Cuando recuperó la conciencia, La hierba roja y pegajosa bajo su pecho le recordó que todavía estaba vivo,. El aire era fresco, pero llevaba consigo el sabor metálico de la sangre y el aroma terroso de la tierra.
Intentó hablar, pero solo logró emitir un sonido gutural, un gemido que se perdió en la brisa.
"Así que... siempre fui yo...", musitó, aunque las palabras le pesaban en la lengua. "La puerta roja… tiene que ser obra de ella. Pero… ¿por qué?"
Pero no había tiempo para reflexiones profundas.
Su visión era un caos de sombras que se retorcían y su cuerpo, pesado e inservible, apenas respondía. Sin embargo, entre sus dedos entumecidos, sintió algo: una pequeña caja.
Con movimientos torpes, la abrió, tanteando su contenido.
Frascos.
El vidrio helado besó su piel, indiferente. Sus dedos, manchados de rojo, se deslizaban sobre las superficies, buscando algo que solo él podía sentir... hasta que lo encontró.
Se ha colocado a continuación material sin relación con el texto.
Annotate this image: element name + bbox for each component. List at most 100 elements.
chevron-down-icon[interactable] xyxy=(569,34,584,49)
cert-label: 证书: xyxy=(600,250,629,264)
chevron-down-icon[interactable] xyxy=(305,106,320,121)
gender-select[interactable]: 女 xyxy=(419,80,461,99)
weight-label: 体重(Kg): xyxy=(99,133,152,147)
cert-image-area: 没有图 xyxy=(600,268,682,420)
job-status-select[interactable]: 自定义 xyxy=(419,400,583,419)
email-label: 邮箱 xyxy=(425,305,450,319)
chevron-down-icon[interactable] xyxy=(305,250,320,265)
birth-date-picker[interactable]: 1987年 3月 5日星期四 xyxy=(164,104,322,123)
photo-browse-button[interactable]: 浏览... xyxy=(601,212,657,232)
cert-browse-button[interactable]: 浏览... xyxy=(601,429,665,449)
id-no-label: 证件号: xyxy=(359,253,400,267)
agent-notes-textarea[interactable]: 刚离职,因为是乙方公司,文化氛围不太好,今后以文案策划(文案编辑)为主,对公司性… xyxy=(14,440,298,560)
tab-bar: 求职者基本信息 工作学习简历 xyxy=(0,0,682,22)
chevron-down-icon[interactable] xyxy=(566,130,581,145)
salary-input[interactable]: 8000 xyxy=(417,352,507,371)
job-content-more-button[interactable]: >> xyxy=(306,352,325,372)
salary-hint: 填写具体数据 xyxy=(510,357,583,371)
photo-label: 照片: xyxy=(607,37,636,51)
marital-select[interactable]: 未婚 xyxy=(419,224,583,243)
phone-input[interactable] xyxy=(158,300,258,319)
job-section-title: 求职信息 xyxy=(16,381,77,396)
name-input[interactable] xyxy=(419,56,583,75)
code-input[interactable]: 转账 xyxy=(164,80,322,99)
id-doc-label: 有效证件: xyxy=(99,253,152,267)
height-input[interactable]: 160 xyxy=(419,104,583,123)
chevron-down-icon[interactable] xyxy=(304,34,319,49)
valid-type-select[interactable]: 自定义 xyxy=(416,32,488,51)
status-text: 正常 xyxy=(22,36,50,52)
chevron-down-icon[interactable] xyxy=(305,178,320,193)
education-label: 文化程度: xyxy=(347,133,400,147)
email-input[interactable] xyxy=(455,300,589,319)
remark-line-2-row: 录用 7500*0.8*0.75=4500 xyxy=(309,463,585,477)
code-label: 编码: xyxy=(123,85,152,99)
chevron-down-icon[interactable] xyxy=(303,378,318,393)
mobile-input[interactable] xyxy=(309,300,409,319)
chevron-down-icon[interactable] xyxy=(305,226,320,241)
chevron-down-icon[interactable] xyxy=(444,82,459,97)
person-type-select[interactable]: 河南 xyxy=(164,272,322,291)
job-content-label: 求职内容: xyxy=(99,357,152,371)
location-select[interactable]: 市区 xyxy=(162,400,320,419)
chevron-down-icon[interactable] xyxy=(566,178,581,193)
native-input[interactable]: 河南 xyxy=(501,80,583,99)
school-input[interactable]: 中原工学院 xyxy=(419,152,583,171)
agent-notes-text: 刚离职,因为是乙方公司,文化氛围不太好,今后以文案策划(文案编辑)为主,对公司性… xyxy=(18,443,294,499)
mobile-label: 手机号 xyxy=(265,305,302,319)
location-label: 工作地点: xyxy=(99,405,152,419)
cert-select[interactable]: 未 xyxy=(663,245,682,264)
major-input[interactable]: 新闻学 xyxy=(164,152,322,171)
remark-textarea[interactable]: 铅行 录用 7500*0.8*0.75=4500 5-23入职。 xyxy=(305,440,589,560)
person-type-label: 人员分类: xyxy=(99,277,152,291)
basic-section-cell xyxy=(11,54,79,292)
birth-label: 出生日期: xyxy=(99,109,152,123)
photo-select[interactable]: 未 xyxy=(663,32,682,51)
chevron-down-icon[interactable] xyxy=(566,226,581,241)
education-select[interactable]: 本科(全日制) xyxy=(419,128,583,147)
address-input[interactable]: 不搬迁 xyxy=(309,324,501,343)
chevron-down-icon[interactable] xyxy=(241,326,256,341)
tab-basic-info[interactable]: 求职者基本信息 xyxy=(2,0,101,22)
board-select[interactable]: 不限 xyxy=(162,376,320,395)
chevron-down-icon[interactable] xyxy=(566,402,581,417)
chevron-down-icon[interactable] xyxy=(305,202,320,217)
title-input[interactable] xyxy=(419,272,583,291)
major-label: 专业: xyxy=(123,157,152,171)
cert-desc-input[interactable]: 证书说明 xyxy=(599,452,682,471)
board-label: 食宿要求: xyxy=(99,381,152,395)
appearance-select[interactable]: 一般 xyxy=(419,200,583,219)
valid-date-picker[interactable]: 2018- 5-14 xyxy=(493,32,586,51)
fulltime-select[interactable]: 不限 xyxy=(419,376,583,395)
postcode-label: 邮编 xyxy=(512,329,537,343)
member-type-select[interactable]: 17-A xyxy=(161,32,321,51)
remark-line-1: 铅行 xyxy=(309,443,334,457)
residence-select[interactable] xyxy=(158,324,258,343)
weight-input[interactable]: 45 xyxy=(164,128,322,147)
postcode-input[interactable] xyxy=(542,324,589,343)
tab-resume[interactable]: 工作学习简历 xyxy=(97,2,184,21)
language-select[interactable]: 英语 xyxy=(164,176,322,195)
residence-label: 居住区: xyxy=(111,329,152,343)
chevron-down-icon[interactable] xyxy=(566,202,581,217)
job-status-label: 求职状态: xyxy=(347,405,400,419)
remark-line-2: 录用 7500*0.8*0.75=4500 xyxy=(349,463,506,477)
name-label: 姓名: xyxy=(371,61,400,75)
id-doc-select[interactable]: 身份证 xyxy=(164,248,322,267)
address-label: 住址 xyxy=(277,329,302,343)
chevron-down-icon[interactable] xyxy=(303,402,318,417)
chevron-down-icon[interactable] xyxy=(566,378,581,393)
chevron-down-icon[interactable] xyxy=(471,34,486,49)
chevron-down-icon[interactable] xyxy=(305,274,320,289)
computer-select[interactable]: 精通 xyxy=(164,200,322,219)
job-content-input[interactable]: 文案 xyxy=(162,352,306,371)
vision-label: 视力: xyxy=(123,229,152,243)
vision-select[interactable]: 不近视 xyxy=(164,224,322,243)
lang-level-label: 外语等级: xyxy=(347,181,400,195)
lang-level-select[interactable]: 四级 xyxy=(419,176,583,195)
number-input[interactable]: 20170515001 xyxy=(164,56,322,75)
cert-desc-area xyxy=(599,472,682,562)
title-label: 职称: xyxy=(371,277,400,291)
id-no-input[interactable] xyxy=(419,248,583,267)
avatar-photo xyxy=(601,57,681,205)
Un frasco distinto. No ardía como el fuego, sino como algo más profundo. Como un latido atrapado en cristal.
Una sonrisa débil, casi imperceptible, se dibujó en su rostro. Antes que una arcada le sacudiera el cuerpo, y un hilo de sangre escapara de sus labios.
Pero no le importó.
"Este..."
Con la última chispa de su voluntad, abrió el frasco y dejó que una gota resbalara por su lengua.
Y entonces, el mundo se desvaneció en una oscuridad cálida y acogedora.